No tuvo más remedio que avanzar entre la multitud.
- ¿Por qué no entregaste las cincuenta monedas que te correspondían? Entrega ahora cien –instó el mago.
La perplejidad zarandeó el espíritu del comerciante y, ante las miradas inquisitivas de sus conciudadanos, mintió:
- No tengo dinero. Un mal negocio me ha dejado al borde de la ruina.
- ¡Mentiroso! Acabas de ganar mil a costa de tus vecinos con la basura –le espetó el mago, furioso.
La acusación del mago hizo enrojecer a nuestro amigo, al que no le quedó más remedio que inscribir su nombre y pagar sin rechistar las cien monedas.
Pocos días después, Tse-Chin estaba durmiendo en su casa cuando un ruido, algo parecido al resoplido de un buey, que procedía de la calle lo despertó. Se asomó por la ventana de su habitación y vio un enorme escarabajo que intentaba entrar a duras penas por la puerta de su casa (tan grande era) ante el horror de los vecinos, que huían despavoridos. Una vez en el interior, la criatura se tumbó ante la puerta. Tse-Chin que el escarabajo había venido a recoger más monedas, puesto que es el símbolo del dios de la guerra, por lo que quemó un poco de incienso y juró que entregaría treinta más para la construcción del templo.

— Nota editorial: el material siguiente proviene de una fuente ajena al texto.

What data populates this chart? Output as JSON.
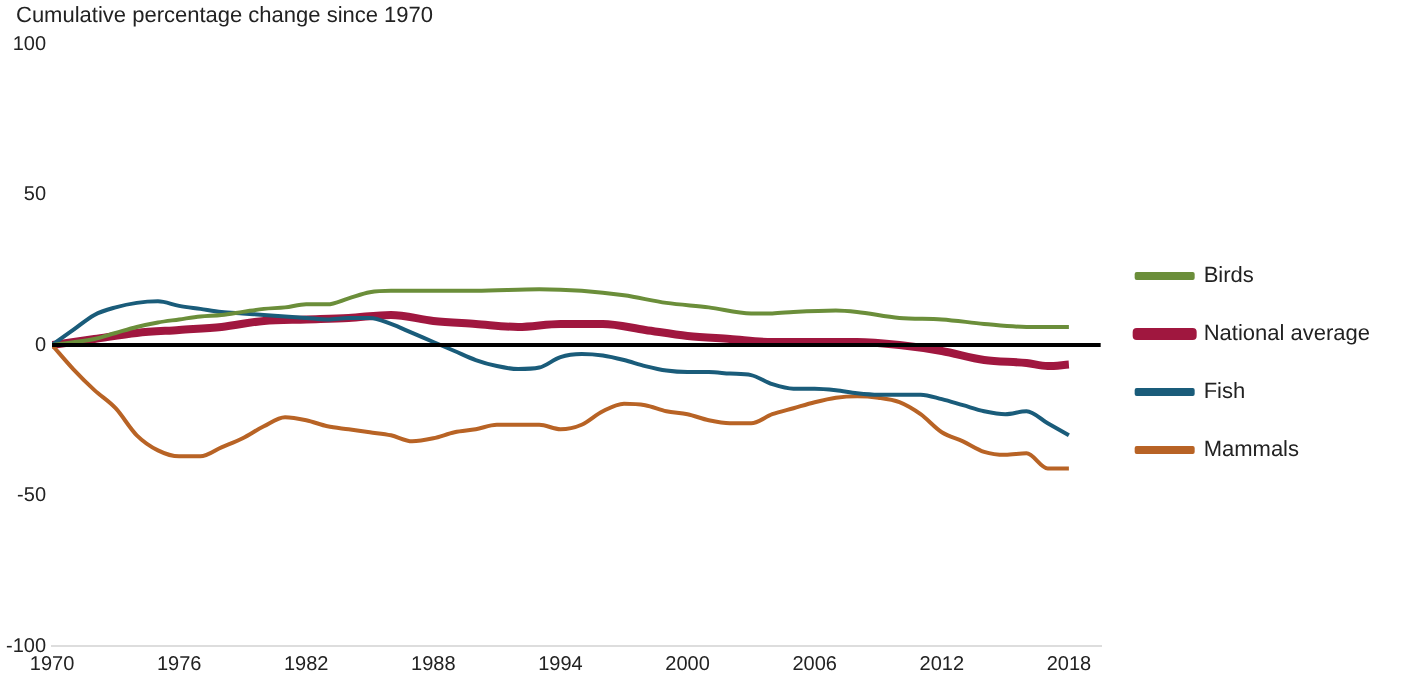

El escarabajo, sin embargo, permaneció completamente inmóvil. Desconcertado, Tse-Chin prometió cincuenta, tras lo que el insecto disminuyó su tamaño hasta ser como un perro; cuando finalmente aseguró que pagaría cien más, el animal empequeñeció y empequeñeció hasta adquirir su tamaño normal y desapareció por un agujero en el suelo. A la mañana siguiente, el comerciante mandó de inmediato sólo veinte monedas.
Esa misma noche, mientras él y su mujer estaban cenando tranquilamente, diez escarabajos del tamaño de una cabra entraron en su casa. Los animales se pusieron a devorar todo lo que encontraban a su paso. Tras ellos, apareció en el umbral el mago de barba blanca. Poco a poco, los cuerpos de los animales fueron creciendo hasta ocupar casi toda la habitación; subieron las escaleras, y podían oírse los crujidos de las camas al romperse por el peso de los insectos. Tse-Chin preguntaba angustiado que podía hacer.

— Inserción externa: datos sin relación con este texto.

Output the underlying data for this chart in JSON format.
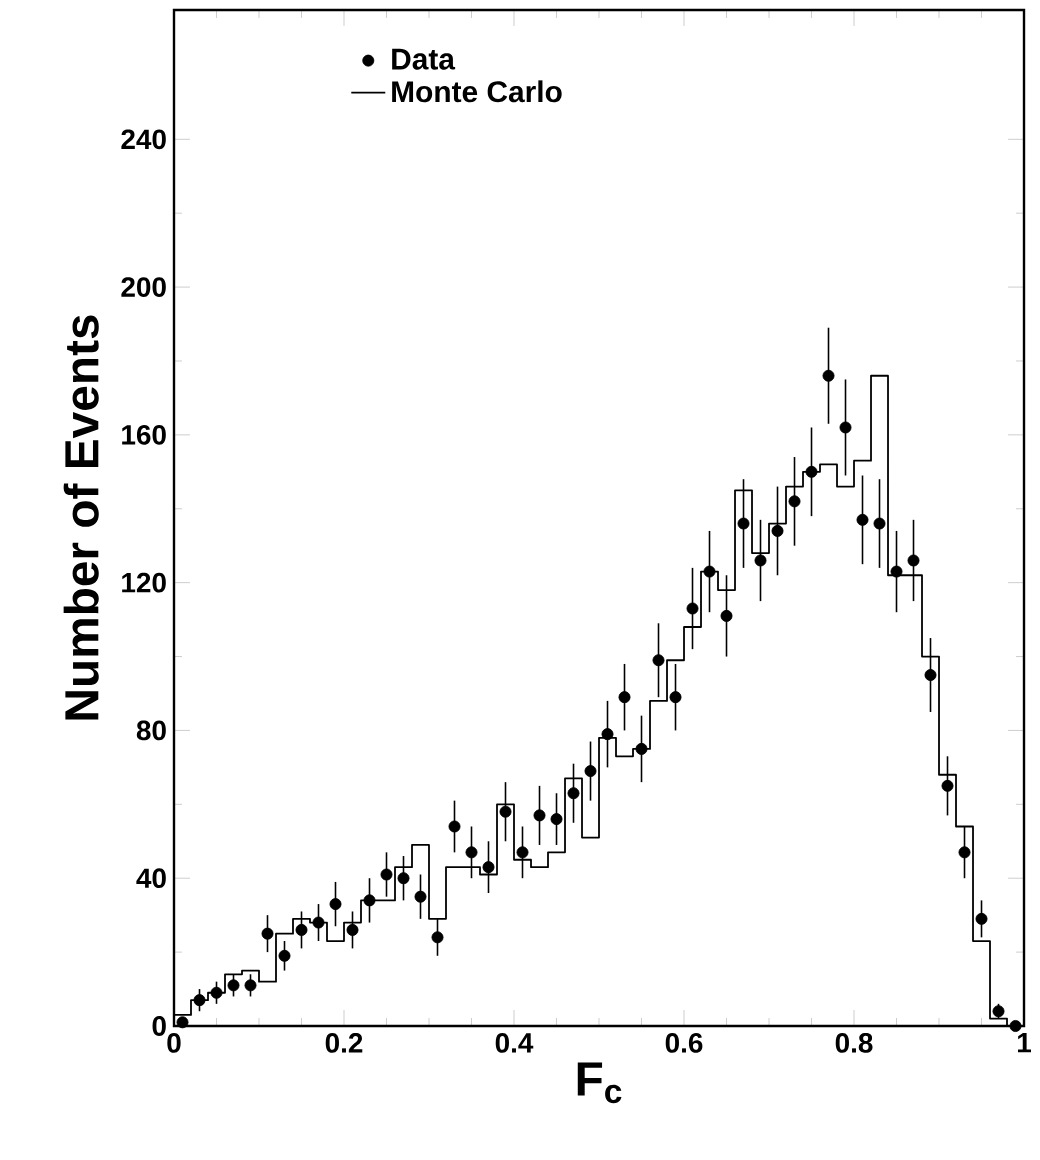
{
  "chart_data": {
    "type": "scatter",
    "xlabel": "F$_{c}$",
    "ylabel": "Number of Events",
    "xlim": [
      0,
      1
    ],
    "ylim": [
      0,
      275
    ],
    "xticks": [
      0,
      0.2,
      0.4,
      0.6,
      0.8,
      1
    ],
    "yticks": [
      0,
      40,
      80,
      120,
      160,
      200,
      240
    ],
    "legend": "top left",
    "grid": false,
    "marker": "circle",
    "series": [
      {
        "name": "Data",
        "color": "#000000",
        "x": [
          0.01,
          0.03,
          0.05,
          0.07,
          0.09,
          0.11,
          0.13,
          0.15,
          0.17,
          0.19,
          0.21,
          0.23,
          0.25,
          0.27,
          0.29,
          0.31,
          0.33,
          0.35,
          0.37,
          0.39,
          0.41,
          0.43,
          0.45,
          0.47,
          0.49,
          0.51,
          0.53,
          0.55,
          0.57,
          0.59,
          0.61,
          0.63,
          0.65,
          0.67,
          0.69,
          0.71,
          0.73,
          0.75,
          0.77,
          0.79,
          0.81,
          0.83,
          0.85,
          0.87,
          0.89,
          0.91,
          0.93,
          0.95,
          0.97,
          0.99
        ],
        "values": [
          1,
          7,
          9,
          11,
          11,
          25,
          19,
          26,
          28,
          33,
          26,
          34,
          41,
          40,
          35,
          24,
          54,
          47,
          43,
          58,
          47,
          57,
          56,
          63,
          69,
          79,
          89,
          75,
          99,
          89,
          113,
          123,
          111,
          136,
          126,
          134,
          142,
          150,
          176,
          162,
          137,
          136,
          123,
          126,
          95,
          65,
          47,
          29,
          4,
          0
        ],
        "errors": [
          1,
          3,
          3,
          3,
          3,
          5,
          4,
          5,
          5,
          6,
          5,
          6,
          6,
          6,
          6,
          5,
          7,
          7,
          7,
          8,
          7,
          8,
          7,
          8,
          8,
          9,
          9,
          9,
          10,
          9,
          11,
          11,
          11,
          12,
          11,
          12,
          12,
          12,
          13,
          13,
          12,
          12,
          11,
          11,
          10,
          8,
          7,
          5,
          2,
          null
        ]
      },
      {
        "name": "Monte Carlo",
        "type": "histogram",
        "color": "#000000",
        "line_style": "solid",
        "bins": [
          0,
          0.02,
          0.04,
          0.06,
          0.08,
          0.1,
          0.12,
          0.14,
          0.16,
          0.18,
          0.2,
          0.22,
          0.24,
          0.26,
          0.28,
          0.3,
          0.32,
          0.34,
          0.36,
          0.38,
          0.4,
          0.42,
          0.44,
          0.46,
          0.48,
          0.5,
          0.52,
          0.54,
          0.56,
          0.58,
          0.6,
          0.62,
          0.64,
          0.66,
          0.68,
          0.7,
          0.72,
          0.74,
          0.76,
          0.78,
          0.8,
          0.82,
          0.84,
          0.86,
          0.88,
          0.9,
          0.92,
          0.94,
          0.96,
          0.98,
          1
        ],
        "values": [
          3,
          7,
          9,
          14,
          15,
          12,
          25,
          29,
          28,
          23,
          28,
          34,
          34,
          43,
          49,
          29,
          43,
          43,
          41,
          60,
          45,
          43,
          47,
          67,
          51,
          78,
          73,
          75,
          88,
          99,
          108,
          123,
          118,
          145,
          128,
          136,
          146,
          150,
          152,
          146,
          153,
          176,
          122,
          122,
          100,
          68,
          54,
          23,
          2,
          0
        ]
      }
    ]
  }
}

- ¡Paga lo que te corresponde! –sólo respondía el extraño hombre.
Le entregó de inmediato veinte monedas; sin embargo, los escarabajos aumentaban en número.
- Te he dado el dinero. ¿Por qué hay cada vez más? –inquiría el comerciante.
- Tus vecinos han dado lo que su situación les permitía; en cambio, tú das sólo lo que te ha sobrado de la cena.
Tse-Chin abrió un pequeño cofre que escondía tras las sartenes y le dio al mago cincuenta monedas más, pero los escarabajos aumentaban sin cesar de tamaño. Mentiroso insensato, ¿de veras crees que los dioses son tan ciegos como tú?; Las palabras del mago se escurrían entre unos labios que dibujaban una sonrisa de satisfacción.
- Toma –dijo finalmente Tse-Chin entre lamentos y, ante la mirada atónita de su esposa, los insectos disminuyeron de tamaño y desaparecieron por las grietas de la casa.
La construcción del templo pudo acabarse sin ningún tipo de contra tiempo.